Playable exclusively in first-person, the first thing to note about the new 'Elements' version of Dark Messiah: Elements is how well the controls have translated onto the 360 pad. The basics, like aiming and firing, work fine, whether dealing with projectiles or one-on-one melee battles, with right-trigger to attack, left to defend, and both held down at once to pull off the ever-useful kick. The more expansive use of skills and special abilities is handled with remarkable fluidity thanks to the 'quick switch' d-pad system. Delving into the actual menus lets you select one-off items, such as health and mana potions, and configure the quick-switch mapping to your own requirements.
Within an hour or so, once you start to level up and gain new abilities, the whole quick-switch/menu system becomes a regular companion, making inherently quite complex actions and choices simple. The more you play and the more you start to understand the weaknesses of each enemy type, the easier it becomes to settle on favourites, and the more enjoyable the combat becomes. Few games have ever managed to pull off such sickeningly satisfying first-person melee/magic/sword combat, so to combine so many varieties and make every one of them enjoyable is creditable. Although it's about to be bettered in melee terms by the upcoming Condemned 2, there's still an enormous amount of satisfaction to be gained once you get going and have an array of skills and items available to you. That feeling of having so many effective options to choose from at once, for me, elevates the game above some of its issues - even if, ultimately, it takes a good few hours before that becomes apparent.

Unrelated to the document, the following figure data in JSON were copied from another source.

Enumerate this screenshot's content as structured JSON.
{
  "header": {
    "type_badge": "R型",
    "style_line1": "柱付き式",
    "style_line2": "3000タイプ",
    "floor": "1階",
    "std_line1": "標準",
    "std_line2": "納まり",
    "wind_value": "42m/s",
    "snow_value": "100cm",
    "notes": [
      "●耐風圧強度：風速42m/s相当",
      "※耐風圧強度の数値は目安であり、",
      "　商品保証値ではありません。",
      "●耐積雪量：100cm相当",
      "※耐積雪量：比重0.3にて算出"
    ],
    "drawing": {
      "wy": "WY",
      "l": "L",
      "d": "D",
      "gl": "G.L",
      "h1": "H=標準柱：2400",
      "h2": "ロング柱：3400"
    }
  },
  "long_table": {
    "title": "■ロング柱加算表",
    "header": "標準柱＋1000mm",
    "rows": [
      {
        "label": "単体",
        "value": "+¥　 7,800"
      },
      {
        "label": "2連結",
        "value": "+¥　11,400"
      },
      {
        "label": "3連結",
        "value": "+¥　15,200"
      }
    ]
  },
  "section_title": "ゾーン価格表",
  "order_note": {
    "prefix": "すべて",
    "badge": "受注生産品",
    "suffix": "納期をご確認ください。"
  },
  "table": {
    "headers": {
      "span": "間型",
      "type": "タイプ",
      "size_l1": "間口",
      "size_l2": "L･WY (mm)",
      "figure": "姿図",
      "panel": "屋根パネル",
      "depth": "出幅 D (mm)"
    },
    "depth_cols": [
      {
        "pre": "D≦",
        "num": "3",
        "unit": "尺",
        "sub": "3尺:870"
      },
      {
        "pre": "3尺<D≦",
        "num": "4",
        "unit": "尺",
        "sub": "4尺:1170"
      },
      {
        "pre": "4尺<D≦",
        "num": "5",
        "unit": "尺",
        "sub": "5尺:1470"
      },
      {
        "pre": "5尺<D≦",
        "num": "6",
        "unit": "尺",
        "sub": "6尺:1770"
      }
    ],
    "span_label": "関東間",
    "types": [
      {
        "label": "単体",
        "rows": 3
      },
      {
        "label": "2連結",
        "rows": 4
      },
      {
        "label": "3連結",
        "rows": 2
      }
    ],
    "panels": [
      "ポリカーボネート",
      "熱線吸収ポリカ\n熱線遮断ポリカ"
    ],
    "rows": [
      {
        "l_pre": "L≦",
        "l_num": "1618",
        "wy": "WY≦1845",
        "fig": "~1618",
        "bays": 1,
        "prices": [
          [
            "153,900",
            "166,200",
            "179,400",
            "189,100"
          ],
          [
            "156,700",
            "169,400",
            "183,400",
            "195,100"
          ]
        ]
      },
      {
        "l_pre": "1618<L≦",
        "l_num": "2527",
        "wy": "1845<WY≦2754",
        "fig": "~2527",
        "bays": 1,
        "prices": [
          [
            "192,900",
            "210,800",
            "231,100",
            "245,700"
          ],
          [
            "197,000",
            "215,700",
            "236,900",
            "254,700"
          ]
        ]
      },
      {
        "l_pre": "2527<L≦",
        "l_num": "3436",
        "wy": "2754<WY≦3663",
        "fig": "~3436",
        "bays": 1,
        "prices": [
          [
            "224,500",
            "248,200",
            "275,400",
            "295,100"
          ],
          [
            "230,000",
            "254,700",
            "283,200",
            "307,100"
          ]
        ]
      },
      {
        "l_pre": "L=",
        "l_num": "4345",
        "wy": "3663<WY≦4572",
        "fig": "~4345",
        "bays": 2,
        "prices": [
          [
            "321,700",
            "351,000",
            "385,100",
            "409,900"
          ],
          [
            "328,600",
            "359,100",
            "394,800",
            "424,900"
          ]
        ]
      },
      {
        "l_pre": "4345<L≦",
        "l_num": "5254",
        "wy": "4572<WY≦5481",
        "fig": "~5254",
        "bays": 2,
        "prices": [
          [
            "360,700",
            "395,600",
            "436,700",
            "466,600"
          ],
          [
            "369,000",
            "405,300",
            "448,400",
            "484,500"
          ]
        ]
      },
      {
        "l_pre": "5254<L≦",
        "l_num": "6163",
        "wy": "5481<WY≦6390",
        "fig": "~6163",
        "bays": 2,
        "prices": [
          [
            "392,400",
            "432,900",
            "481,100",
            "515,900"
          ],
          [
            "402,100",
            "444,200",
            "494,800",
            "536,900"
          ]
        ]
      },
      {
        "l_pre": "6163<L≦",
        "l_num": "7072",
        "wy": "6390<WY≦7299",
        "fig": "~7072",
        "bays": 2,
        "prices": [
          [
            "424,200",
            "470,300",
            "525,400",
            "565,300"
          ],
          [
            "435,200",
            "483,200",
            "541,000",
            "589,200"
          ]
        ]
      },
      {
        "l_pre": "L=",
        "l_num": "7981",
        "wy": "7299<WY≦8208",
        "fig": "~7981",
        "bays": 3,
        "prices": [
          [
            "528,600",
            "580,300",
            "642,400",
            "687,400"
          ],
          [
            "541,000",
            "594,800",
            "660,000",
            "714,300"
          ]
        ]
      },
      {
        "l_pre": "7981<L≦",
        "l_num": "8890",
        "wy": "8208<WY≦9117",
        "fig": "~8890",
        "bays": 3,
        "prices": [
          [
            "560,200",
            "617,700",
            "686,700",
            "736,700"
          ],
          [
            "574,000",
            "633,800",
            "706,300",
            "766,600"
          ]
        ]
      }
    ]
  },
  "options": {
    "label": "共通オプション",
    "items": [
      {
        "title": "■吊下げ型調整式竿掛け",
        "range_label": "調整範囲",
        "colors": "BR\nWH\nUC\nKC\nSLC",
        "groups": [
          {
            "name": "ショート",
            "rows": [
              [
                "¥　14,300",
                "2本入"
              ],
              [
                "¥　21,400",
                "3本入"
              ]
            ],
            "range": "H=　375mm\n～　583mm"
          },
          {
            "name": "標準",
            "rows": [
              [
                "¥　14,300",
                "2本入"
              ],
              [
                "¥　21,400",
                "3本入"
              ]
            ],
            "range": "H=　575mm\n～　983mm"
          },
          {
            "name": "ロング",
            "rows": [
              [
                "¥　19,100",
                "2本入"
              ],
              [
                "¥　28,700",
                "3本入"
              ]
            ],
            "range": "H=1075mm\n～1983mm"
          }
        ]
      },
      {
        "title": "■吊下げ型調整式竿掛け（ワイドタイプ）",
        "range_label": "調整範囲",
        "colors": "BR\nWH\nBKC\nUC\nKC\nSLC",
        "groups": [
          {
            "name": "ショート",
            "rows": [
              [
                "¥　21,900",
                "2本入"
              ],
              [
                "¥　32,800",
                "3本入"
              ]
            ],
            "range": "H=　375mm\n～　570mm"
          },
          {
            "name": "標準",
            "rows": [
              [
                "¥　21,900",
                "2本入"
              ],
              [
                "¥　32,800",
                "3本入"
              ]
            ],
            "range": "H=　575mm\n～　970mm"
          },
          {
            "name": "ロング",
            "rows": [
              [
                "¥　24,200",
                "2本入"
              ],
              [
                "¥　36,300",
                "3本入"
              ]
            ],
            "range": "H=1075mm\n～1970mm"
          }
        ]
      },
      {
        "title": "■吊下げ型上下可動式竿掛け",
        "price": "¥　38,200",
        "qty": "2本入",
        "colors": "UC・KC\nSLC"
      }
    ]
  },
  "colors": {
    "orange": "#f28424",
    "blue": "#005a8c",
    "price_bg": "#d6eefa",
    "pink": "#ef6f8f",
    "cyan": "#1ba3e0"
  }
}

In fact, such is the extent of Dark Messiah: Elements' problems, it'll be a miracle if you get that far. Good (ish) news, though: Elements is a classic example of a game that starts off mediocre, dips into the realms of outright rubbishness, then soars unexpectedly out of the mire to become bafflingly engaging. The opening levels are dire (and formed the basis of the dreadful demo released before Christmas); beginning with a clunky, charmless demonstration of your ability to kick people to their doom, before descending into murky dungeon monotony then moving onto a Cyclops chase level so badly optimised it made onlookers wince.